Mr M'Lennan argued that in this matter we ought to follow the rule laid down in the regulations, that a person in whose case a proof is allowed is entitled to the expenses of preparation for the proof even although these expenses were incurred before the date of the allowance of proof, if in fact an allowance of proof is ever made. I do not think that that applies to the present case, for a simple reason. A man who comes into Court is entitled to have the courage of his opinions, and if he says “I think proof ought to be allowed,” and risks the matter and goes on to make his preparations, he will get his expenses if he is right. But that is not the case here. The case here is that a tender was made, and it was dubious whether it would be accepted or not. I do not think that the party making the tender is entitled to go on and make preparations as if the tender was certain to be refused.
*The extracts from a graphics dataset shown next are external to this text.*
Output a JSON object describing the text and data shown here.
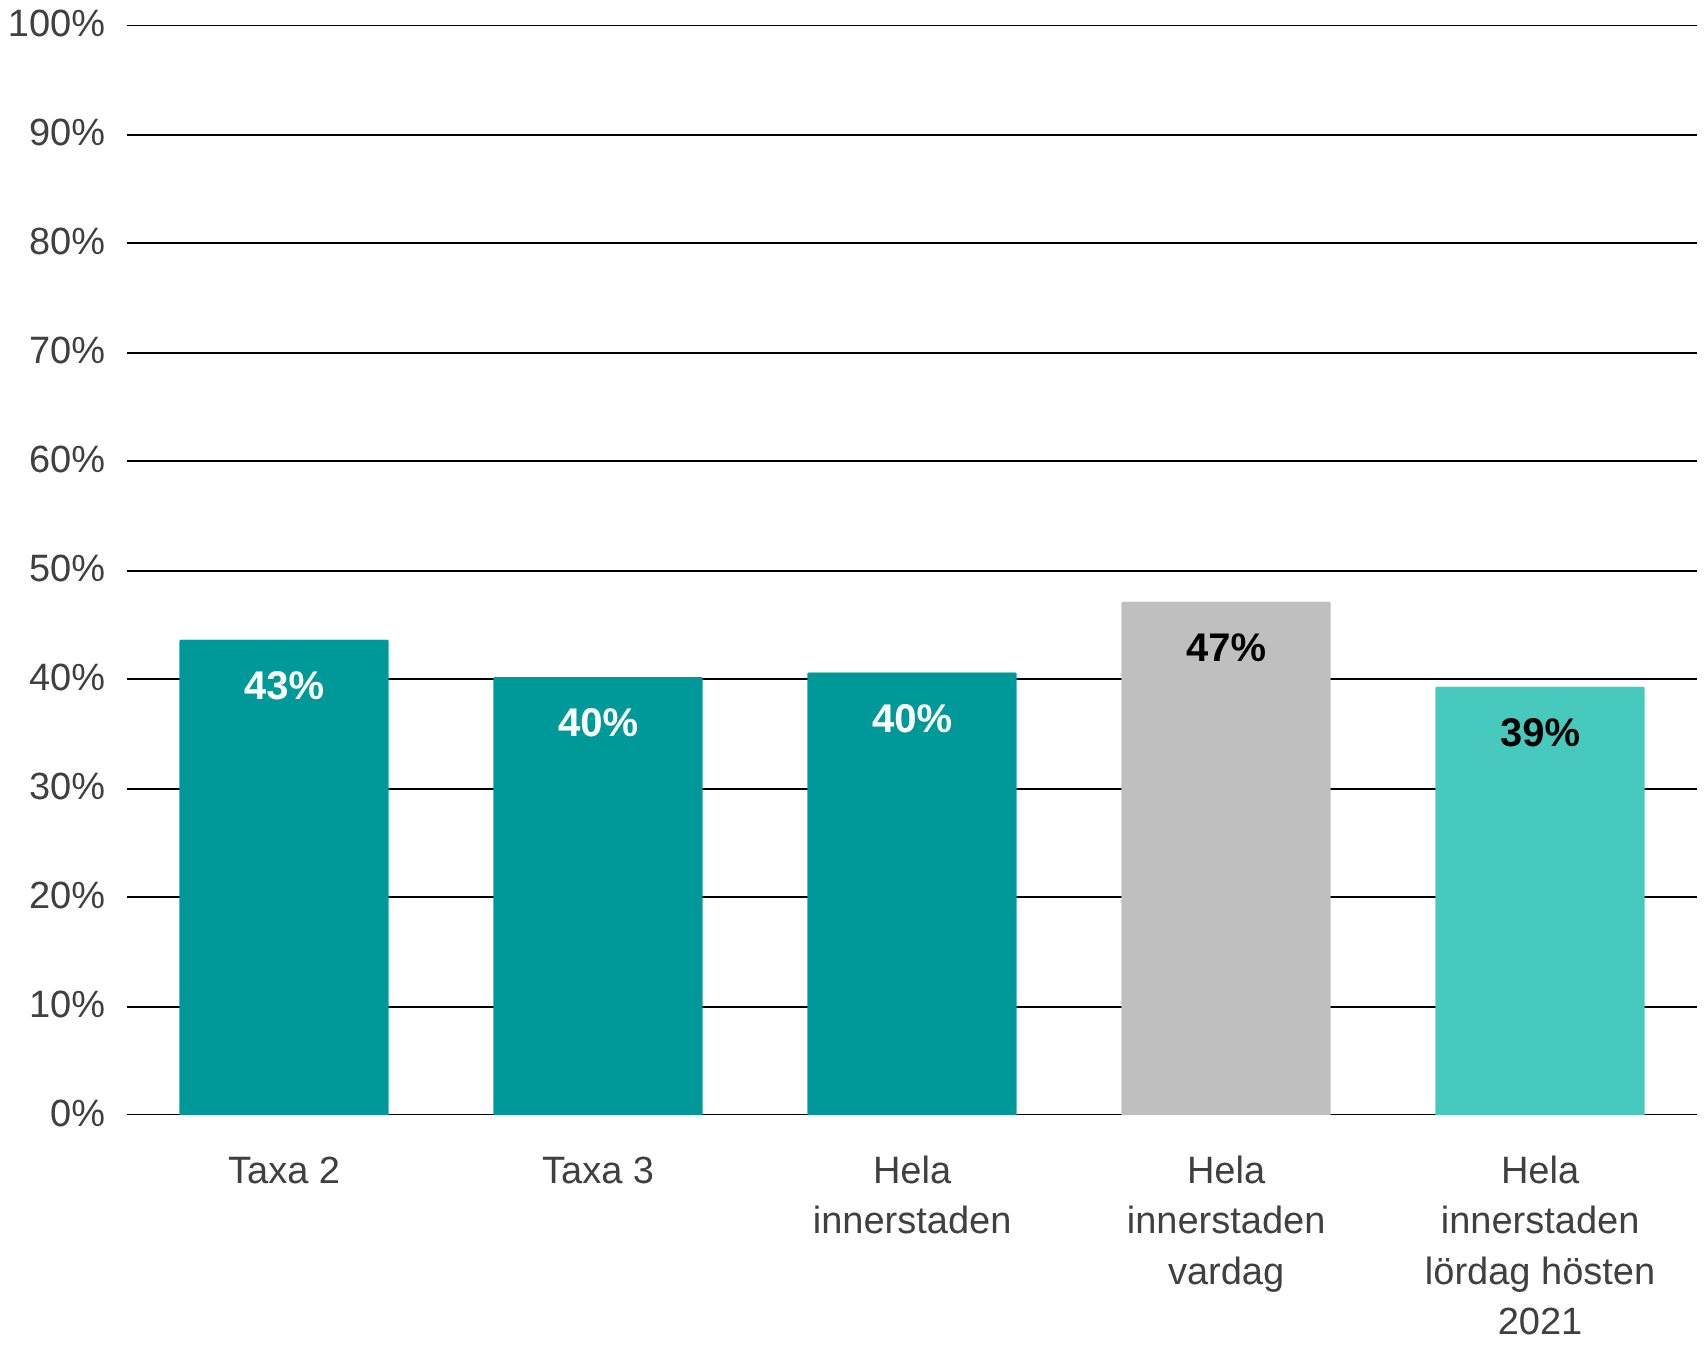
{
  "chart_data": {
    "type": "bar",
    "categories": [
      "Taxa 2",
      "Taxa 3",
      "Hela innerstaden",
      "Hela innerstaden vardag",
      "Hela innerstaden lördag hösten 2021"
    ],
    "values": [
      43.5,
      40.1,
      40.5,
      47.0,
      39.2
    ],
    "colors": [
      "#009999",
      "#009999",
      "#009999",
      "#bfbfbf",
      "#48c9bd"
    ],
    "value_labels": [
      "43%",
      "40%",
      "40%",
      "47%",
      "39%"
    ],
    "ylim": [
      0,
      100
    ],
    "yticks": [
      {
        "value": 0,
        "label": "0%"
      },
      {
        "value": 10,
        "label": "10%"
      },
      {
        "value": 20,
        "label": "20%"
      },
      {
        "value": 30,
        "label": "30%"
      },
      {
        "value": 40,
        "label": "40%"
      },
      {
        "value": 50,
        "label": "50%"
      },
      {
        "value": 60,
        "label": "60%"
      },
      {
        "value": 70,
        "label": "70%"
      },
      {
        "value": 80,
        "label": "80%"
      },
      {
        "value": 90,
        "label": "90%"
      },
      {
        "value": 100,
        "label": "100%"
      }
    ],
    "grid": "y"
  }
}
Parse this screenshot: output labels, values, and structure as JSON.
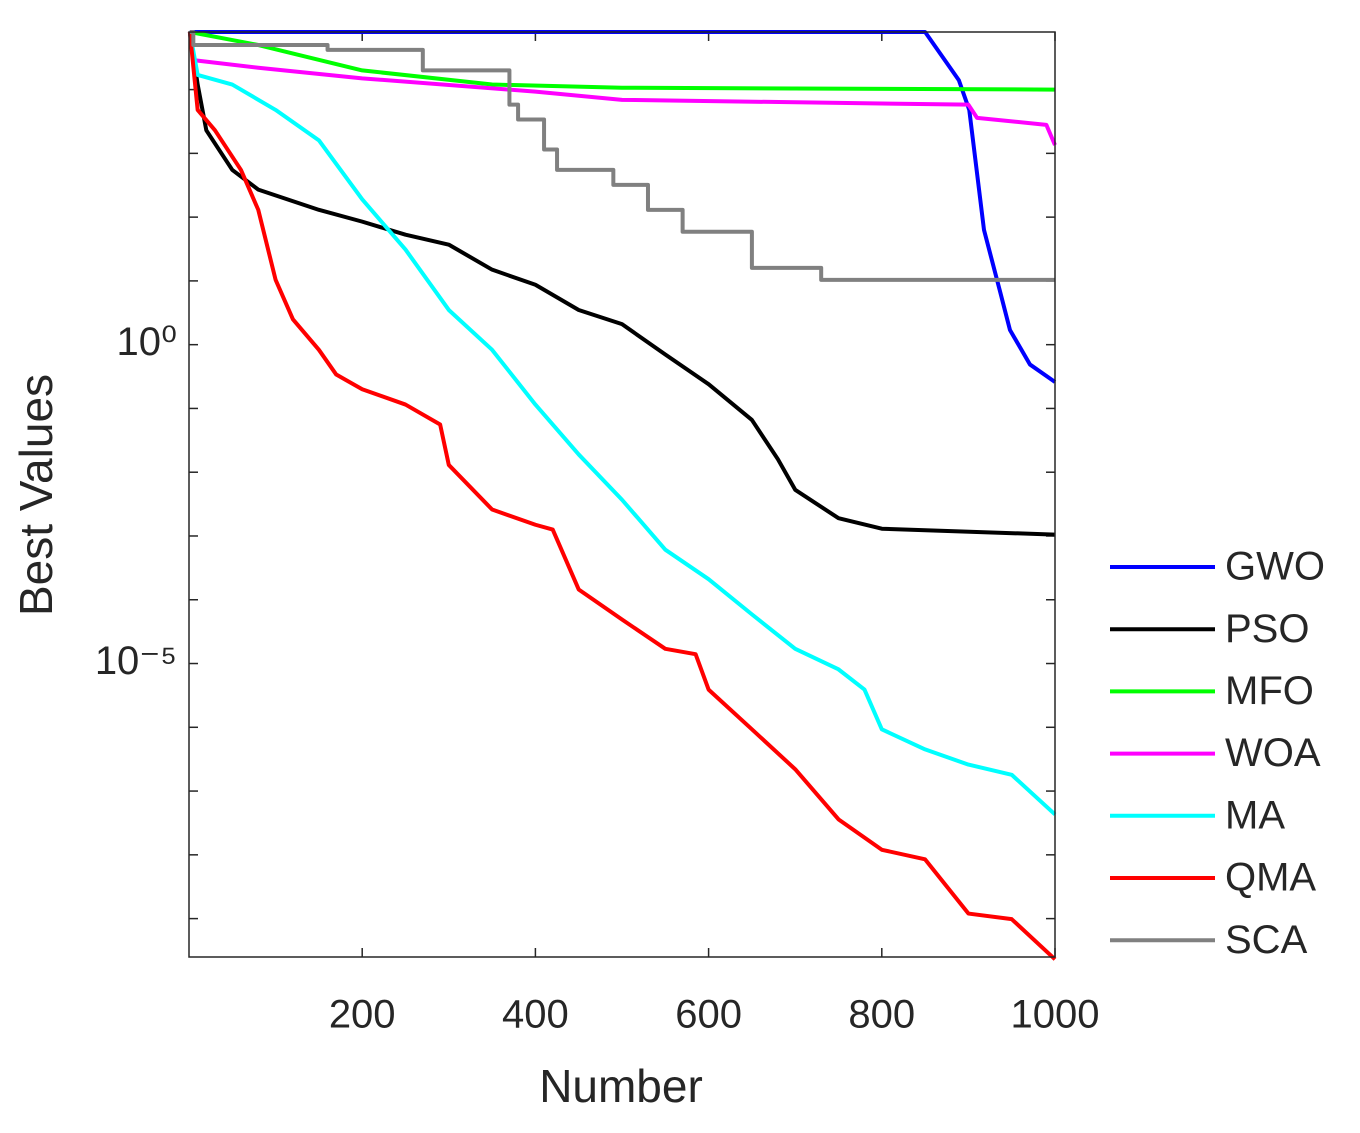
{
  "chart_data": {
    "type": "line",
    "xlabel": "Number",
    "ylabel": "Best Values",
    "xlim": [
      0,
      1000
    ],
    "xticks": [
      200,
      400,
      600,
      800,
      1000
    ],
    "ylim": [
      2.5e-10,
      80000
    ],
    "ylog": true,
    "yticks": [
      {
        "value": 1e-05,
        "label": "10⁻⁵"
      },
      {
        "value": 1,
        "label": "10⁰"
      }
    ],
    "y_minor_ticks": [
      10000,
      1000,
      100,
      10,
      0.1,
      0.01,
      0.001,
      0.0001,
      1e-06,
      1e-07,
      1e-08,
      1e-09
    ],
    "grid": false,
    "legend": "right",
    "series": [
      {
        "name": "GWO",
        "color": "#0000ff",
        "x": [
          1,
          850,
          889,
          901,
          918,
          936,
          948,
          971,
          1000
        ],
        "values": [
          80000,
          80000,
          14000,
          4800,
          63,
          7.3,
          1.7,
          0.49,
          0.26
        ]
      },
      {
        "name": "PSO",
        "color": "#000000",
        "x": [
          1,
          10,
          20,
          50,
          80,
          150,
          200,
          250,
          300,
          350,
          400,
          450,
          500,
          550,
          600,
          650,
          680,
          700,
          750,
          800,
          1000
        ],
        "values": [
          80000,
          12000,
          2300,
          550,
          270,
          130,
          85,
          53,
          37,
          15,
          8.7,
          3.5,
          2.1,
          0.7,
          0.24,
          0.066,
          0.016,
          0.0053,
          0.0019,
          0.0013,
          0.00105
        ]
      },
      {
        "name": "MFO",
        "color": "#00ff00",
        "x": [
          1,
          80,
          200,
          350,
          500,
          1000
        ],
        "values": [
          80000,
          50000,
          20000,
          12000,
          10700,
          10000
        ]
      },
      {
        "name": "WOA",
        "color": "#ff00ff",
        "x": [
          1,
          5,
          80,
          200,
          400,
          500,
          900,
          910,
          990,
          1000
        ],
        "values": [
          80000,
          29000,
          22000,
          15000,
          9300,
          6900,
          5800,
          3600,
          2800,
          1350
        ]
      },
      {
        "name": "MA",
        "color": "#00ffff",
        "x": [
          1,
          10,
          50,
          100,
          150,
          200,
          250,
          300,
          350,
          400,
          450,
          500,
          550,
          600,
          650,
          700,
          750,
          780,
          800,
          850,
          900,
          950,
          1000
        ],
        "values": [
          80000,
          17000,
          12000,
          4800,
          1600,
          190,
          31,
          3.5,
          0.83,
          0.115,
          0.019,
          0.0037,
          0.00061,
          0.00021,
          5.9e-05,
          1.7e-05,
          8.1e-06,
          3.9e-06,
          9.3e-07,
          4.5e-07,
          2.6e-07,
          1.8e-07,
          4.3e-08
        ]
      },
      {
        "name": "QMA",
        "color": "#ff0000",
        "x": [
          1,
          10,
          30,
          60,
          80,
          100,
          120,
          150,
          170,
          200,
          250,
          290,
          300,
          350,
          400,
          420,
          450,
          500,
          550,
          585,
          600,
          650,
          700,
          750,
          800,
          850,
          900,
          950,
          1000
        ],
        "values": [
          80000,
          4800,
          2300,
          550,
          130,
          10.4,
          2.5,
          0.83,
          0.34,
          0.2,
          0.115,
          0.056,
          0.013,
          0.0026,
          0.0015,
          0.00126,
          0.000145,
          4.9e-05,
          1.7e-05,
          1.4e-05,
          3.9e-06,
          9.3e-07,
          2.2e-07,
          3.6e-08,
          1.2e-08,
          8.5e-09,
          1.2e-09,
          9.8e-10,
          2.3e-10
        ]
      },
      {
        "name": "SCA",
        "color": "#808080",
        "step": true,
        "x": [
          1,
          5,
          160,
          270,
          370,
          380,
          410,
          425,
          490,
          530,
          570,
          650,
          730,
          1000
        ],
        "values": [
          80000,
          50000,
          42000,
          20000,
          5800,
          3400,
          1150,
          550,
          320,
          130,
          59,
          16,
          10.4,
          10.4
        ]
      }
    ]
  }
}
I propose that we recal the Lord Ordinary's interlocutor and find the pursuer entitled to the expenses up to the date of the tender, and to find the defender entitled to the expenses, if any, incurred subsequent to Wednesday, 22nd February 1911.

Lord Johnston—I concur.

Lord Mackenzie—I also concur.

Lord Kinnear was absent.

The Court pronounced this interlocutor—

“The Lords having considered the reclaiming note for the defender against the interlocutor of Lord Dewar, dated 4th March 1911, and heard counsel for the parties, recal the finding therein as to expenses, and in lieu thereof find the defender liable in expenses to the date of tender, viz., 10th February 1911: Find the defender entitled to expenses (if any) incurred by him subsequent to 22nd February 1911, and remit the accounts of said expenses to the Auditor to tax and to report to the Lord Ordinary, to whom remit the cause with power to decern for the taxed amounts thereof: Quoad ultra adhere to the said interlocutor, and decern.”

Counsel:

Counsel for Pursuer (Respondent)— Paton. Agents— Gill & Pringle, W.S.

Counsel for Defender (Reclaimer)— M'Lennan, K.C.— Mercer. Agents— Cumming & Duff, S.S.C.